An art-driven fundraiser that Pawhuska grade-school students held a year ago, with adult assistance, to benefit teachers in the local public schools is about to be held for the second year, and interest is growing.


Art gallery owner Addie Roanhorse, who has become a member of the Pawhuska Board of Education in the past year, helped her daughter, Anya Brezinski, and other students start the fundraiser known as “The Gallery Experience.” Roanhorse said roughly 60 students participated in 2018. This time, at least 102 canvases were being distributed to children and youth in elementary school, middle school and high school with instructions to let their imaginations roam freely.


The instructions for this year’s fundraiser said students could use “crayons, markers, paint, yarn, twigs, leaves or anything you desire” — as long as the result is appropriate for a school environment. Pawhuska teacher Jon Marie Wilson reinforced that message last Thursday, as she helped pass out canvases to students in grades 3-5.

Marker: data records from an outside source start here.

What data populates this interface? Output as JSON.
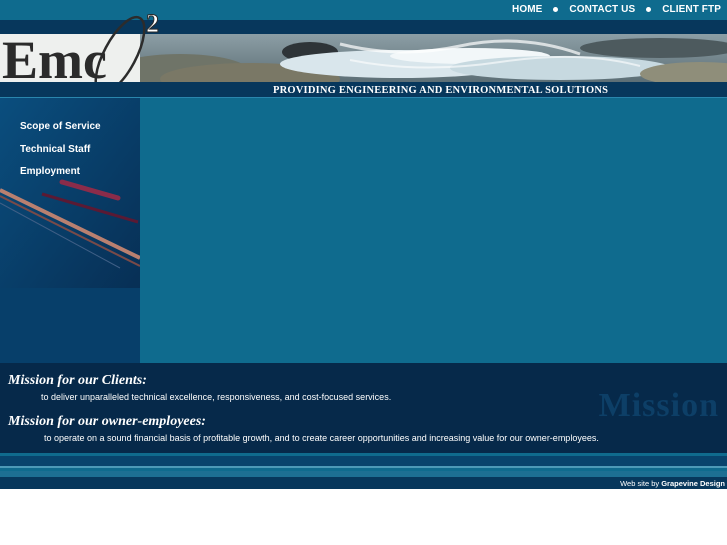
{
  "nav": {
    "home": "HOME",
    "contact": "CONTACT US",
    "ftp": "CLIENT FTP"
  },
  "logo": {
    "text": "Emc",
    "superscript": "2"
  },
  "tagline": "PROVIDING ENGINEERING AND ENVIRONMENTAL SOLUTIONS",
  "sidebar": {
    "items": [
      {
        "label": "Scope of Service"
      },
      {
        "label": "Technical Staff"
      },
      {
        "label": "Employment"
      }
    ]
  },
  "mission": {
    "watermark": "Mission",
    "clients_heading": "Mission for our Clients:",
    "clients_text": "to deliver unparalleled technical excellence, responsiveness, and cost-focused services.",
    "employees_heading": "Mission for our owner-employees:",
    "employees_text": "to operate on a sound financial basis of profitable growth, and to create career opportunities and increasing value for our owner-employees."
  },
  "footer": {
    "credit_prefix": "Web site by",
    "credit_name": "Grapevine Design"
  },
  "colors": {
    "teal": "#0f6b8e",
    "navy": "#07375c",
    "deep_navy": "#06294a"
  }
}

“Anything you can think of is pretty much going to be accepted,” Wilson said; but giving one’s imagination a vigorous workout is far from the only thing this fundraiser is meant to encourage. The purposes include giving youth an opportunity to use their talent to raise money for a cause, and to learn something about how to organize to accomplish a social goal.


Students who wanted to participate this year submitted a single paragraph apiece to Wilson, explaining why art is important to them. She said some of the paragraphs were very interesting pieces of writing.


Roanhorse explained a year ago that “The Gallery Experience” grew out of a conversation she had with her daughter. Students produced artwork that was shown in Roanhorse’s gallery on Kihekah Avenue.


This year’s version of The Gallery Experience will involve students returning their artwork by Dec. 2. After that, an artists’ reception is scheduled for Dec. 5, a live auction for Dec. 6 and a gallery showing for Saturday, Dec. 7. Some artwork by adult artists was sold a year ago to help raise the overall profitability of the event.


Both Wilson and Roanhorse cautioned students to safeguard their canvases against damage.


“What you want to watch is to not poke a hole into the canvas,” Roanhorse said Thursday, while talking with elementary school children. Wilson encouraged them to find a safe place at home to store their canvases.


“Last year some of the canvases got destroyed,” Wilson told them. The proceeds of The Gallery Experience are distributed to Pawhuska teachers.


There will also be competition this year, with student art being judged, Wilson said. The categories for evaluation will include a “People’s Choice” category, she said.